What I thought/wanted my Mother to be and a lot of my misery stemmed from this thought process. I had a pre conceived Idea of who she should be and she failed me, in every way, when I was young as a Mother. I’m not saying that what she did was right nor making any excuses. But, I spent years angry that she would not change, that she was not the Mother I thought she should be… years and years. I wish I had let that go a lot younger then I did…. She is who she is, and who am I to tell her who she should be or how she should live her life… It is her life to live. She did not love me like I wanted/needed to be loved, but she did love me to the best of her ability. She was not evil, she was sick and much sicker then I turned out to be.

I don’t have to agree with it, I don’t even have to be a part of it or her life. Those would be my choices and I choose to have a relationship with her. She still drank but she had mellowed, I still struggled with it but wanted this relationship. When I got to know my Mother, as an Adult, when I saw where she came from and the life she had to live…. When I became a Mother and made mistakes and realized how hard it really is and how not perfect I am…. I found compassion and with that forgiveness and Love.

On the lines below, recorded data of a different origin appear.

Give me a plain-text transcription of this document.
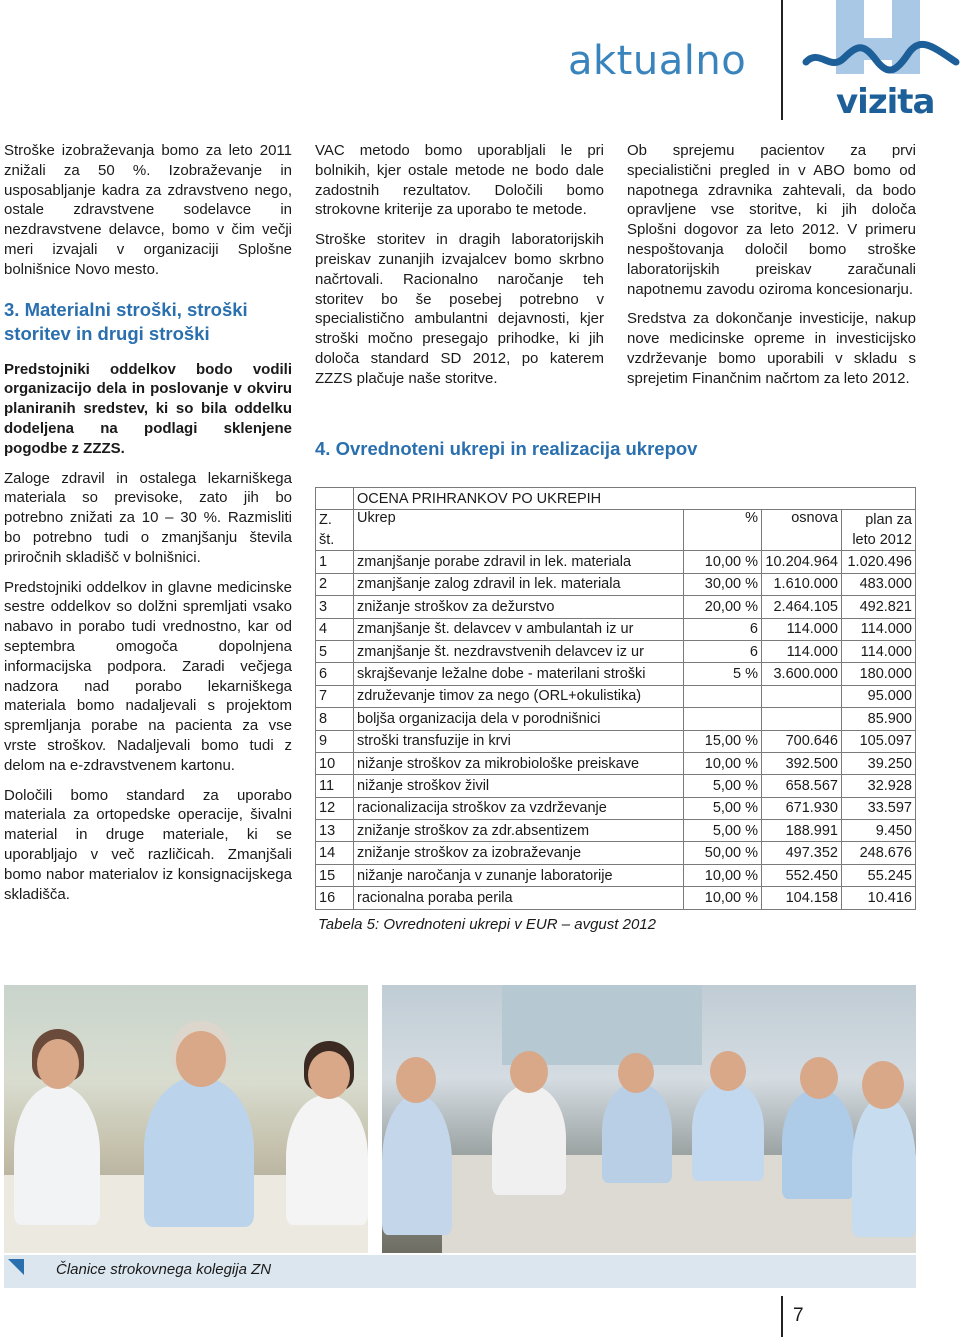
aktualno
vizita

Stroške izobraževanja bomo za leto 2011 znižali za 50 %. Izobraževanje in usposabljanje kadra za zdravstveno nego, ostale zdravstvene sodelavce in nezdravstvene delavce, bomo v čim večji meri izvajali v organizaciji Splošne bolnišnice Novo mesto.

3. Materialni stroški, stroški storitev in drugi stroški

Predstojniki oddelkov bodo vodili organizacijo dela in poslovanje v okviru planiranih sredstev, ki so bila oddelku dodeljena na podlagi sklenjene pogodbe z ZZZS.

Zaloge zdravil in ostalega lekarniškega materiala so previsoke, zato jih bo potrebno znižati za 10 – 30 %. Razmisliti bo potrebno tudi o zmanjšanju števila priročnih skladišč v bolnišnici.

Predstojniki oddelkov in glavne medicinske sestre oddelkov so dolžni spremljati vsako nabavo in porabo tudi vrednostno, kar od septembra omogoča dopolnjena informacijska podpora. Zaradi večjega nadzora nad porabo lekarniškega materiala bomo nadaljevali s projektom spremljanja porabe na pacienta za vse vrste stroškov. Nadaljevali bomo tudi z delom na e-zdravstvenem kartonu.

Določili bomo standard za uporabo materiala za ortopedske operacije, šivalni material in druge materiale, ki se uporabljajo v več različicah. Zmanjšali bomo nabor materialov iz konsignacijskega skladišča.

VAC metodo bomo uporabljali le pri bolnikih, kjer ostale metode ne bodo dale zadostnih rezultatov. Določili bomo strokovne kriterije za uporabo te metode.

Stroške storitev in dragih laboratorijskih preiskav zunanjih izvajalcev bomo skrbno načrtovali. Racionalno naročanje teh storitev bo še posebej potrebno v specialistično ambulantni dejavnosti, kjer stroški močno presegajo prihodke, ki jih določa standard SD 2012, po katerem ZZZS plačuje naše storitve.

Ob sprejemu pacientov za prvi specialistični pregled in v ABO bomo od napotnega zdravnika zahtevali, da bodo opravljene vse storitve, ki jih določa Splošni dogovor za leto 2012. V primeru nespoštovanja določil bomo stroške laboratorijskih preiskav zaračunali napotnemu zavodu oziroma koncesionarju.

Sredstva za dokončanje investicije, nakup nove medicinske opreme in investicijsko vzdrževanje bomo uporabili v skladu s sprejetim Finančnim načrtom za leto 2012.

4. Ovrednoteni ukrepi in realizacija ukrepov
	OCENA PRIHRANKOV PO UKREPIH			
Z.
št.	Ukrep	%	osnova	plan za
leto 2012
1	zmanjšanje porabe zdravil in lek. materiala	10,00 %	10.204.964	1.020.496
2	zmanjšanje zalog zdravil in lek. materiala	30,00 %	1.610.000	483.000
3	znižanje stroškov za dežurstvo	20,00 %	2.464.105	492.821
4	zmanjšanje št. delavcev v ambulantah iz ur	6	114.000	114.000
5	zmanjšanje št. nezdravstvenih delavcev iz ur	6	114.000	114.000
6	skrajševanje ležalne dobe - materilani stroški	5 %	3.600.000	180.000
7	združevanje timov za nego (ORL+okulistika)			95.000
8	boljša organizacija dela v porodnišnici			85.900
9	stroški transfuzije in krvi	15,00 %	700.646	105.097
10	nižanje stroškov za mikrobiološke preiskave	10,00 %	392.500	39.250
11	nižanje stroškov živil	5,00 %	658.567	32.928
12	racionalizacija stroškov za vzdrževanje	5,00 %	671.930	33.597
13	znižanje stroškov za zdr.absentizem	5,00 %	188.991	9.450
14	znižanje stroškov za izobraževanje	50,00 %	497.352	248.676
15	nižanje naročanja v zunanje laboratorije	10,00 %	552.450	55.245
16	racionalna poraba perila	10,00 %	104.158	10.416
Tabela 5: Ovrednoteni ukrepi v EUR – avgust 2012
Članice strokovnega kolegija ZN
7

That is when my deepest pain started to heal. My Mom has been dead for over 3 years… I only really had about 15 good years with her… she is missed very much.

I want to say as well, while I was in that pain I looked for people to fix, My alcoholic ex husband, my friends etc... I think it had alot to do with my wanting to "fix" the orginal love relationship in my life, Mom.... I have learned that when I let go of my expectations and accept people for who they are, I dont have the need to "fix" anyone... that it is not my job, I can only fix me.